The finding of neglect is supported by a preponderance of the evidence (see Family Court Act §§ 1012[f][i][B];  1046[b][i] ), which showed that respondent physically assaulted the children's mother on Easter Sunday in the children's presence.  The mother's testimony that respondent hit her in the face with the back of his hand, punched her in the nose, drawing blood, and yanked her by the hair was corroborated by the elder child's out-of-court statements to the agency caseworker (see Matter of Cristalyn G. [Elvis S.], 158 A.D.3d 563, 71 N.Y.S.3d 464 [1st Dept. 2018] ).  The court's determination that the mother testified credibly and the father's sweeping denials of physical violence against the mother were not credible is entitled to deference (see Matter of Irene O., 38 N.Y.2d 776, 381 N.Y.S.2d 865, 345 N.E.2d 337 [1975];  Matter of Aaron C. [Grace C.], 105 A.D.3d 548, 963 N.Y.S.2d 208 [1st Dept. 2013] ).

The record also demonstrates that the children were at risk of substantial harm due to this single egregious incident of violence (see Matter of Allyerra E. [Alando E.], 132 A.D.3d 472, 474, 17 N.Y.S.3d 634 [1st Dept. 2015], lv denied 26 N.Y.3d 913, 2015 WL 8816675 [2015] ).  Both parents admitted that the children were upset;  the mother testified that the children were very scared and nervous, that the elder child yelled, “Stop it”, during the fight, and that she locked herself and the children in the bathroom to wait for the police (see e.g.

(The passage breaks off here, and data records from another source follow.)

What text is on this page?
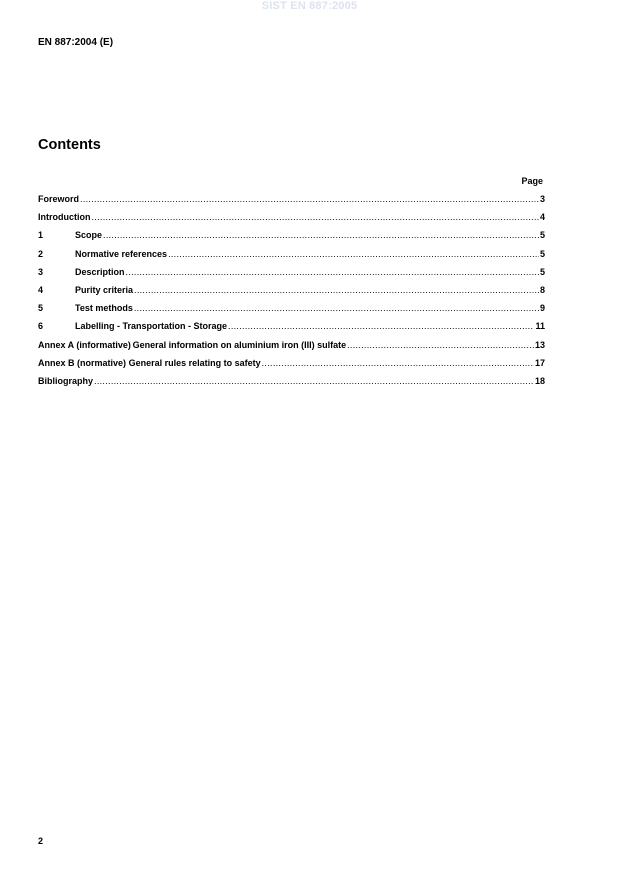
SIST EN 887:2005
EN 887:2004 (E)
Contents
Page
Foreword .....	3
Introduction .....	4
1	Scope .....	5
2	Normative references .....	5
3	Description .....	5
4	Purity criteria .....	8
5	Test methods .....	9
6	Labelling - Transportation - Storage .....	11
Annex A (informative) General information on aluminium iron (III) sulfate .....	13
Annex B (normative) General rules relating to safety .....	17
Bibliography .....	18
2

Matter of Isaiah D. [Mark D.], 159 A.D.3d 534, 72 N.Y.S.3d 84 [1st Dept. 2018];  Matter of Macin D. [Miguel D.], 148 A.D.3d 572, 49 N.Y.S.3d 138 [1st Dept. 2017] ).

The court providently exercised its discretion in denying respondent's request for an adjournment of the dispositional hearing.  The court held the hearing over two separate dates during which it gathered testimony from an agency caseworker and collected an updated report on respondent's progress with respect to agency-referred services.  Respondent was represented by counsel, had multiple opportunities to be heard, and was heard, by the court, and failed to indicate the necessity for an adjournment.

The court's determination that it is in the best interests of the children that respondent have only supervised visitation is supported by a preponderance of the evidence (see e.g. Matter of Darren S. [Darren S.], 133 A.D.3d 534, 535, 21 N.Y.S.3d 29 [1st Dept. 2015];  Matter of Marrero v. Johnson, 89 A.D.3d 596, 933 N.Y.S.2d 29 [1st Dept. 2011] ).